Problem 83

Question

The number of ways in which we can distribute \(m n\) students equally among \(m\) sections is given by a. \(\frac{(m n) !}{n !}\) b. \(\frac{(m n) !}{(n !)^{m}}\) c. \(\frac{(m n) !}{m ! n !}\) d. \((m n)^{m}\)

Step-by-Step Solution

Verified
Answer
The number of ways is \(\frac{(m n)!}{(n!)^m}\), which is option b.
1Step 1: Understand the Problem
We have \(m n\) students and we need to distribute them equally among \(m\) sections. This implies each section will contain \(n\) students, since the total number of students is \(m \times n\). The task is to find the number of ways to make this distribution.
2Step 2: Choose Students for the First Section
Out of \(m n\) total students, we need to select \(n\) students for the first section. The number of ways to choose \(n\) students from \(m n\) students is given by the binomial coefficient: \[ \binom{m n}{n} \] This is calculated as \( \frac{(m n)!}{n! (m n - n)!} \).
3Step 3: Choose Students for the Remaining Sections
After choosing \(n\) students for the first section, we have \(m n - n\) students left to distribute. For the second section, choose another \(n\) students from the remaining \(m n - n\) students, which is \[ \binom{m n-n}{n} = \frac{(m n-n)!}{n! (m n - 2n)!} \].Continue this process for all \(m\) sections, until you're left with \(n\) students for the last section. At each step, the pattern repeats.
4Step 4: Combine All Choices
To get the total number of ways to distribute the students, multiply the choices for each section. This results in: \[ \frac{(m n)!}{n! (m n - n)!} \cdot \frac{(m n-n)!}{n! (m n - 2n)!} \cdot \ldots \cdot \frac{n!}{n! 0!} \] By simplifying this, we see that most factors cancel out. The result is: \[ \frac{(m n)!}{(n!)^m} \] Therefore, the correct answer is option b.

Key Concepts

Binomial CoefficientPermutation and CombinationCombinatorial Analysis
Binomial Coefficient
In combinatorial mathematics, the binomial coefficient is a fundamental tool used for counting combinations. It helps us determine how many ways we can choose a specific number of elements (k) from a larger set (n) without considering the order of selection.

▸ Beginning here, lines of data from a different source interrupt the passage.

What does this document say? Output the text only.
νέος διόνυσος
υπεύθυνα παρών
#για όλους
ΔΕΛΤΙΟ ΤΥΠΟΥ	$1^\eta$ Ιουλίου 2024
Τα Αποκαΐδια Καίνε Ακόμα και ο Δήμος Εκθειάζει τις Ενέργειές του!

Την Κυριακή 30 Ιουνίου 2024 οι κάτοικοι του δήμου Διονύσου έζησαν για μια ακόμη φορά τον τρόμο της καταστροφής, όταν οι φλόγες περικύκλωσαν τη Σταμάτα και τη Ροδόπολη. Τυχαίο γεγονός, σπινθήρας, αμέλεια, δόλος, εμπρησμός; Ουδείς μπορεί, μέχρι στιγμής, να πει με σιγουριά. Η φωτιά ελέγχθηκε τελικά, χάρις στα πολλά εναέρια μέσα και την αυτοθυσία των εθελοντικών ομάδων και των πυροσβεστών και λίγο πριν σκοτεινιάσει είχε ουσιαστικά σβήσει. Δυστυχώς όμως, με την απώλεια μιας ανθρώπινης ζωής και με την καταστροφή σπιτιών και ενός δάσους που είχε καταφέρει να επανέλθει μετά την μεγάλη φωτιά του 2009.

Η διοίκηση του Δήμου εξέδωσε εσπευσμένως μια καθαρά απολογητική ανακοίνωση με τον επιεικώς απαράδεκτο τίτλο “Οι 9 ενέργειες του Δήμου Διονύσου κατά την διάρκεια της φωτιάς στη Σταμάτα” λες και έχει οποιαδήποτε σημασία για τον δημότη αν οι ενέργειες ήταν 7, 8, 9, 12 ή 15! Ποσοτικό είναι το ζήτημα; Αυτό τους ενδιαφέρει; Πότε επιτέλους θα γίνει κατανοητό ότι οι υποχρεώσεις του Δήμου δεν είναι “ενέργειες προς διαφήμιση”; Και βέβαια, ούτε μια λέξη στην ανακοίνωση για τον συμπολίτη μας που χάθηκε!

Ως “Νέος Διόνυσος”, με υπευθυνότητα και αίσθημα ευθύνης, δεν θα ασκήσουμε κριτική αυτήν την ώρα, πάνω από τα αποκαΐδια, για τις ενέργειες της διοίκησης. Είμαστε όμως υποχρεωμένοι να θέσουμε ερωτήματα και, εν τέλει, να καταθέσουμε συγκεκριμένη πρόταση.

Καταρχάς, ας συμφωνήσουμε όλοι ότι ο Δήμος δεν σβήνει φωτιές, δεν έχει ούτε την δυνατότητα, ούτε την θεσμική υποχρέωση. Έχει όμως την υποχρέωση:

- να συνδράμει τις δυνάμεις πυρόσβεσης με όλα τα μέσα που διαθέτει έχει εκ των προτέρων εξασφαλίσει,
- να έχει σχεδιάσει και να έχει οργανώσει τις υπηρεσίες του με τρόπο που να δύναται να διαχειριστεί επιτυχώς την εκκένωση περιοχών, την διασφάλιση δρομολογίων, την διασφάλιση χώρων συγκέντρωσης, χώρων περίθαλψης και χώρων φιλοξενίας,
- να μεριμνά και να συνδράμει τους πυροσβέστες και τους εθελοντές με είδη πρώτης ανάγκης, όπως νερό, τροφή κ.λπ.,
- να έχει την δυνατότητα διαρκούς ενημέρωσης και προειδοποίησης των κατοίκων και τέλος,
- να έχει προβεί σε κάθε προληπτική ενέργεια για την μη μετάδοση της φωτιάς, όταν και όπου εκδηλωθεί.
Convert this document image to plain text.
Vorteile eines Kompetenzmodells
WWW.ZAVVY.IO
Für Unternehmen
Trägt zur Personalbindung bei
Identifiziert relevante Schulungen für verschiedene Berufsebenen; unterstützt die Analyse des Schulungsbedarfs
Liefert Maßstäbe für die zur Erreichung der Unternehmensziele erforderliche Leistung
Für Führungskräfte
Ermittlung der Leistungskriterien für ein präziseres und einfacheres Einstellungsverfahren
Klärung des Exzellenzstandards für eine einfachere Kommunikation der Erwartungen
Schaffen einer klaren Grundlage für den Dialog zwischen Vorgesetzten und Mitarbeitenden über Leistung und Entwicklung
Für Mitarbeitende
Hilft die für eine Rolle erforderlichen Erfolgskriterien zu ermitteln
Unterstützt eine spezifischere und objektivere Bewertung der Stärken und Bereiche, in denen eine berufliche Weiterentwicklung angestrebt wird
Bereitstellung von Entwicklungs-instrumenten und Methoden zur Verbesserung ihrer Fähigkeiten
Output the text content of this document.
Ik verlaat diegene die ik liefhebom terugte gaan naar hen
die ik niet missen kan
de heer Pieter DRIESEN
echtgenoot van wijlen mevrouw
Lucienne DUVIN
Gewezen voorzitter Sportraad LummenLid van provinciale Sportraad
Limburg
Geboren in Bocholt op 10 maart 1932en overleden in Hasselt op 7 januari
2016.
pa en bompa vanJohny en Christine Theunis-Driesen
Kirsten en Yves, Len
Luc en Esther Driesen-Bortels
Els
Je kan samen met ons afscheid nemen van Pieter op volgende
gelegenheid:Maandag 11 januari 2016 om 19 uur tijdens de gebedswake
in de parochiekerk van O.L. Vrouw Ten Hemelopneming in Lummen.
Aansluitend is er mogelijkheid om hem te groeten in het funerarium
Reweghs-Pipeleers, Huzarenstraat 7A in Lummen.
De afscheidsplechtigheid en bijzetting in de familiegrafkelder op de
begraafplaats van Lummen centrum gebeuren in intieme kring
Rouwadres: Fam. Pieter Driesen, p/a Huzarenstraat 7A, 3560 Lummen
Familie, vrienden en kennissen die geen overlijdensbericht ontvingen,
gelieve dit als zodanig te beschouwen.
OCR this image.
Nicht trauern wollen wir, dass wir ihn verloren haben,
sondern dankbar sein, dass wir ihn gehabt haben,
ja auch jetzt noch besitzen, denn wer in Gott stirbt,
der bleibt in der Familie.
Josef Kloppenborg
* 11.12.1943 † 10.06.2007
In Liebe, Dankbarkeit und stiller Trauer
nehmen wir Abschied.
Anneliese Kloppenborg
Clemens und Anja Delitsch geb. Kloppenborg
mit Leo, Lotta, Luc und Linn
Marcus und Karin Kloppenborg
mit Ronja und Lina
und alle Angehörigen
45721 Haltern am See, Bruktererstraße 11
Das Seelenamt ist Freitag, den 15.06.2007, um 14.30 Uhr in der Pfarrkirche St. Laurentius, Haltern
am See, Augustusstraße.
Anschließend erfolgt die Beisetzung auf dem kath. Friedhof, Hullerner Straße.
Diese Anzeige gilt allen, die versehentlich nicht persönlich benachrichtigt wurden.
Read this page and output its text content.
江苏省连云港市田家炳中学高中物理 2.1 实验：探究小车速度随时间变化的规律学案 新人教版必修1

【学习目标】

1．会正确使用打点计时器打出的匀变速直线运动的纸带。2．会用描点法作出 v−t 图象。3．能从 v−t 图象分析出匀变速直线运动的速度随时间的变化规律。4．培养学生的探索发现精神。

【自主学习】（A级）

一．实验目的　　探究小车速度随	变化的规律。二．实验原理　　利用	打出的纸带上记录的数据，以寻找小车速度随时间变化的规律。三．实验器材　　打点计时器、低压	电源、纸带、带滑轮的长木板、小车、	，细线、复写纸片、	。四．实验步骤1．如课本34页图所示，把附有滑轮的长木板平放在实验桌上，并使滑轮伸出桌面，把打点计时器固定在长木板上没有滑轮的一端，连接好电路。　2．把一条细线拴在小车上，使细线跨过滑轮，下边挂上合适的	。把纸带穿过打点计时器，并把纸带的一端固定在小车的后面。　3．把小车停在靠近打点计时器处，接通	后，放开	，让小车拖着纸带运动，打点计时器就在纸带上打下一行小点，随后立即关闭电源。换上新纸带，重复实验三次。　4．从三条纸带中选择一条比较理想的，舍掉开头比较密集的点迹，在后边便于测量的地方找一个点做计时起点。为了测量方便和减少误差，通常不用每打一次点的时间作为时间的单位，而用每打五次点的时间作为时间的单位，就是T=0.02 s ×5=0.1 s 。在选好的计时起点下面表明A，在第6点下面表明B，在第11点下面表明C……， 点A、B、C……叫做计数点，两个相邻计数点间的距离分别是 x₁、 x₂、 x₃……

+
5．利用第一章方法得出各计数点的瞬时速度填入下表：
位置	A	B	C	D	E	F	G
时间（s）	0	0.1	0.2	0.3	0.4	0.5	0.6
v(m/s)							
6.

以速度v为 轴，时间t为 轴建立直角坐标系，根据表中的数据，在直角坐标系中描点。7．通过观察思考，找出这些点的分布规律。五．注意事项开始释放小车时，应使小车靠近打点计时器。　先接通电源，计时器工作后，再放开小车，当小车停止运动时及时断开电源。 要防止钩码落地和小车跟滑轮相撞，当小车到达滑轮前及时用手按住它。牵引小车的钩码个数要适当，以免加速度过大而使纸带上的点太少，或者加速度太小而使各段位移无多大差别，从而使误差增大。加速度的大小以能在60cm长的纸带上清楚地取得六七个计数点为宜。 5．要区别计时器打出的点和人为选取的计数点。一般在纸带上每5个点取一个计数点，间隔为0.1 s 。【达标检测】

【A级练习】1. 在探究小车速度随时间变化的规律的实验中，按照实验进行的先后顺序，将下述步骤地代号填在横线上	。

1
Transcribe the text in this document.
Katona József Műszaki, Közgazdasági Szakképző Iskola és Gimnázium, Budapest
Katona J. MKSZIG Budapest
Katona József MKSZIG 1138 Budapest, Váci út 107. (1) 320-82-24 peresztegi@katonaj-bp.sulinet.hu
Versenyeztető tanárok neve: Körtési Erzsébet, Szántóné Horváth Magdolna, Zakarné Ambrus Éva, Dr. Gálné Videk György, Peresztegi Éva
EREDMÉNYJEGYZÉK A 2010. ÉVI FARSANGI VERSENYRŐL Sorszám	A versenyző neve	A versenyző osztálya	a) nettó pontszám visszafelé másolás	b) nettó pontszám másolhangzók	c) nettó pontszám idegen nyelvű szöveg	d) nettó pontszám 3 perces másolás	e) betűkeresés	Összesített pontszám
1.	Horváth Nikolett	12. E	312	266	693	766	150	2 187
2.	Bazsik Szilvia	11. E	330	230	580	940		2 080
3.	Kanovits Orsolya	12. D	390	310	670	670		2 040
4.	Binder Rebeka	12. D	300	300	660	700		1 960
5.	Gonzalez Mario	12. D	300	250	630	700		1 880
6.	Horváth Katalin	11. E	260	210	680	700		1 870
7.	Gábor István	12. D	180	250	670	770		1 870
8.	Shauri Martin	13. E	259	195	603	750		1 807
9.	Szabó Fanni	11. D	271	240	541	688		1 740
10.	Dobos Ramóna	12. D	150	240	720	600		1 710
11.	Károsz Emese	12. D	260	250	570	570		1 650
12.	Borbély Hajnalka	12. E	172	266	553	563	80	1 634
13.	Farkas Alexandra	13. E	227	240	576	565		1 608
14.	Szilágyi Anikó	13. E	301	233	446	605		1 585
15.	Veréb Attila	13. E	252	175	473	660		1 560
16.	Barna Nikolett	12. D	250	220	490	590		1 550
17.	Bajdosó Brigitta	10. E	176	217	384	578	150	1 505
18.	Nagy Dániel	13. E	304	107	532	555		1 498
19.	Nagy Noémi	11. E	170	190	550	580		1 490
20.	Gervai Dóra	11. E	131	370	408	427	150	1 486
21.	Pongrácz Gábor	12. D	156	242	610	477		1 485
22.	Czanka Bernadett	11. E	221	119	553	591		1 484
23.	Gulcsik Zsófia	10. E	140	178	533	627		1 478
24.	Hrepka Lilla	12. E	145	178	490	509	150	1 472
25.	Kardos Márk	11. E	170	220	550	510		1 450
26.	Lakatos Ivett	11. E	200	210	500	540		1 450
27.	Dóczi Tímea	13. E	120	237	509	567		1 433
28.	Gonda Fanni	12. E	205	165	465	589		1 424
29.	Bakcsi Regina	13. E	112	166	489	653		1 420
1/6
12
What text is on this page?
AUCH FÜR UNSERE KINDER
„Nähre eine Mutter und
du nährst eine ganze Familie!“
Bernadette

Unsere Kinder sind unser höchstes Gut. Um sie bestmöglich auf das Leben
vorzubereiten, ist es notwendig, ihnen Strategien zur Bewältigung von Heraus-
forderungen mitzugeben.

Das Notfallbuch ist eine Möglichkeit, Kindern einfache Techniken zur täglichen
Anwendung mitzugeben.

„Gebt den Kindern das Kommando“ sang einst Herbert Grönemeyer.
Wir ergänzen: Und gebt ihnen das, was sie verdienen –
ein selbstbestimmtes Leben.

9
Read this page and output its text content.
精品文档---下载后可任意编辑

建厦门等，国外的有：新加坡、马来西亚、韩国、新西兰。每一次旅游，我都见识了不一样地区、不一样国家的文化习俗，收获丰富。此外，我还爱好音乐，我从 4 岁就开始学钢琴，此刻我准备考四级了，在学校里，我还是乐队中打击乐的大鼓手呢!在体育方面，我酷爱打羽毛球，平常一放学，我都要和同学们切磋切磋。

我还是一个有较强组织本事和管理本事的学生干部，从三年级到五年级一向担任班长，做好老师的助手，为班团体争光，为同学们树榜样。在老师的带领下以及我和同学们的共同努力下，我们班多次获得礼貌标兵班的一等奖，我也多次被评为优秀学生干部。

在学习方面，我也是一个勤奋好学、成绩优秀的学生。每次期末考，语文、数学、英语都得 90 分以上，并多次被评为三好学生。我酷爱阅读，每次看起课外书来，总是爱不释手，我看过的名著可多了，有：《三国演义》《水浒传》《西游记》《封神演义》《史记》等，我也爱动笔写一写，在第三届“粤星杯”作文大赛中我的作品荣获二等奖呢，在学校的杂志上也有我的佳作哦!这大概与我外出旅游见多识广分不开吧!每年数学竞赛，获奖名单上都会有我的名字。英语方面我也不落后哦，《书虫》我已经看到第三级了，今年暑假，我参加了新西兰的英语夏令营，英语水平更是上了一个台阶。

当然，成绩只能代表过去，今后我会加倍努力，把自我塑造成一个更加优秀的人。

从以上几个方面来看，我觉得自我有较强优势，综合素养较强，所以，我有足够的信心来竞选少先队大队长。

The formula for the binomial coefficient is given by:
  • \( \binom{n}{k} = \frac{n!}{k!(n-k)!} \)
Here, \(n!\) represents the factorial of \(n\), which is the product of all positive integers up to \(n\).

Factorials allow us to account for all potential arrangements of a set. This tool is crucial for various problems in combinatorial analysis, including those involving distributions, selections, and arrangements of objects. Understanding binomial coefficients can greatly simplify complex problems by breaking them down into manageable parts.
Permutation and Combination
Permutations and combinations are key concepts in combinatorics that allow us to explore different ways of arranging or choosing elements from a set. These two concepts apply based on whether the order of selection is important.
  • Permutation: When order matters, a permutation is used. It refers to the arrangement of \(n\) elements taken \(r\) at a time. The formula is: \[ P(n, r) = \frac{n!}{(n-r)!} \]
  • Combination: Unlike permutations, combinations disregard order. It's simply about selecting \(r\) elements from a total of \(n\). This is where the binomial coefficient comes into play: \[ C(n, r) = \binom{n}{r} = \frac{n!}{r!(n-r)!} \]
In our exercise, the appropriate concept is combinations, since the order in which students are placed into sections doesn't matter. We're interested in the number of ways to choose, not arrange, students for each section from the total pool.
Combinatorial Analysis
Combinatorial analysis is a branch of mathematics focused on counting, arranging, and grouping objects. It is essential in fields such as computer science, cryptography, and even biology for resource optimization and problem-solving.

It comprises techniques like permutations, combinations, and binomial coefficients to systematically count large sets, groups, or arrangements.
  • It extends beyond simple problems and includes tasks like finding the number of ways to distribute objects into distinct groups, akin to our exercise of distributing students.
  • In such distribution tasks, understanding the principle of multiplication is crucial, where the product of choices at each stage gives the total number of distributions.
The exercise at hand uses these principles to determine how to equally distribute students across sections, ensuring every section is full and the count is exhaustive. With these tools in your mathematical toolkit, solving complex organizational problems becomes less daunting.